Earlier this week, I became fascinated as a journalist acquaintance of mine- Grace Dent- suffered a much publicised insult at the hands of a young PR executive with a too-happy twitter finger. The guy, in what we can only assume was a moment of alcohol-fuelled ill judgement, as well as somewhat startling boorishness, offered an opinion not worth repeating. In so doing, he sparked a controversy and became the latest misguided individual to make headlines for tweeting or posting something they shouldn’t have in recent weeks.
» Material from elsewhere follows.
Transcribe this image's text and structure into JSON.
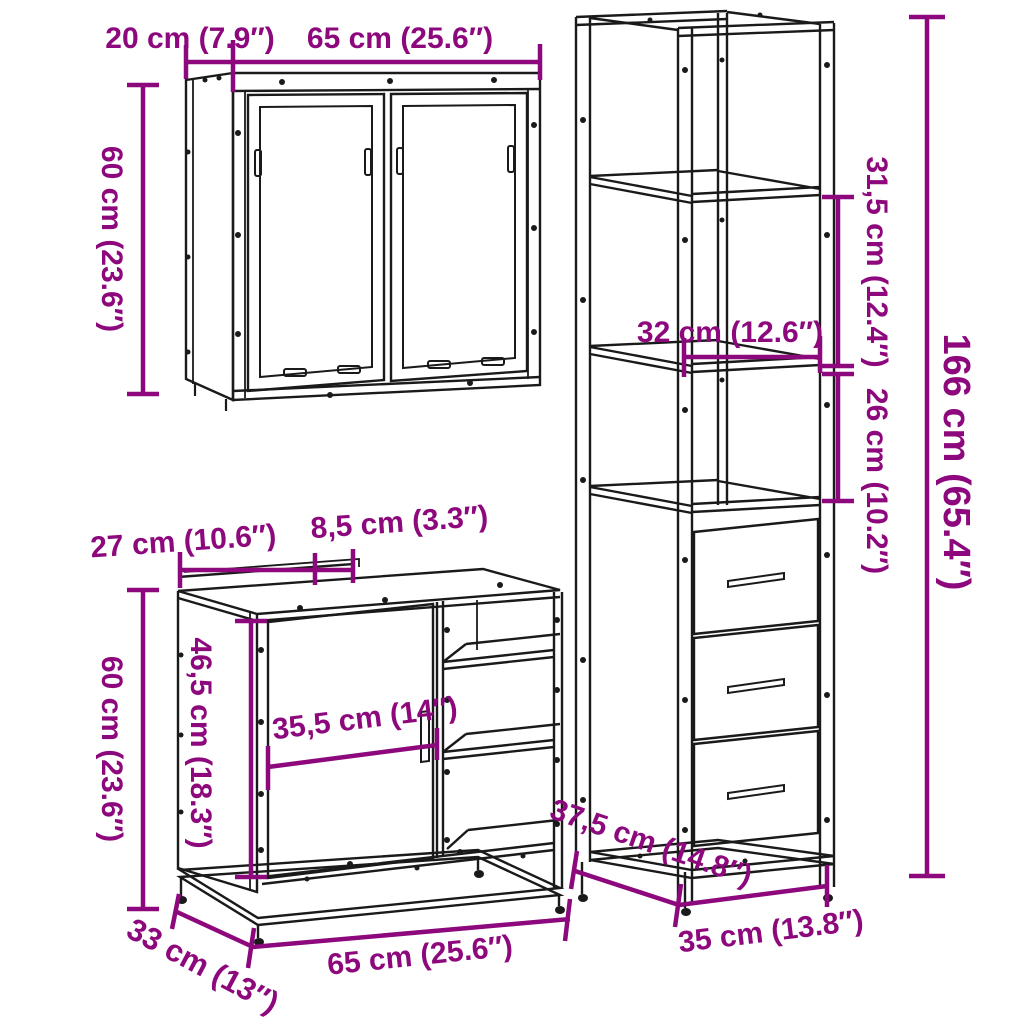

He exemplifies all that is wrong with a generation of PRs raised on hi-speed, low-traction tactics.
What makes this story different from the spate of ‘troll’ tales is that this man works for Hill and Knowlton- a firm with whom Dent has worked, as she pointed out. For the sake of your sanity, if nothing else, you’d like to think that an employee of one of the largest and most famous Public Relations organisations in the world would understand the very public nature of Twitter, the current media appetite for troll-bashing, or at the very least would be loath to send a direct insult to an influential journalist with whom he or his colleagues might well discuss stories in the near future.
I have no idea what motivated him, but I’d hazard a guess that the culture of a PR megalith like H+K had something to do with it. I’ve got nothing against big agencies, and I’m not saying that they breed malice. Arguably, though, certain of their practices breed indifference and distance. In the Lower echelons of the big agency landscape, journalists aren’t contacts, sparring partners or friends. To our unfortunate Twitterer, Grace Dent the journalist is just a name, a faceless entity at the other end of an email who might occasionally provide his agency with some sought-after coverage.
We hear constantly about the alienating implications of digital contact- it’s often stated that, to the average teenager, a celebrity (or fabulous nobody) like Britney Spears or Rebecca Black is nothing but a target, fair game for cyber attacks. Even in the media world, we can’t lay the blame solely at the doors of H+K and their ilk. In world where bloggers and tweeters increasingly dominate the agenda- and use email to do it- one on one contact can seem irrelevant and pointless.
However, I can’t help but think wistfully of a time when a PR was someone known for their empathy, their ability to near-instantly connect with others. Perhaps someone needs to remind the big agencies that even at the lowest level a publicist will be judged not only by journalists but by clients on the closeness of their contacts, not their ability to scour Gorkana. If PR was a cold-calling industry, clients could hire a consultant and a telesales team.
‘Fools rush in’, then, not only to Twitter battles but to the very process of making contact with a journalist. However easy it might be now to take that initial step, the time invested in making a strong contact and building the mutual empathy that gets great coverage hasn’t ever changed. If anything, in a world of disassociated online connections, a well-chosen joke over the phone probably gets you further than it ever did.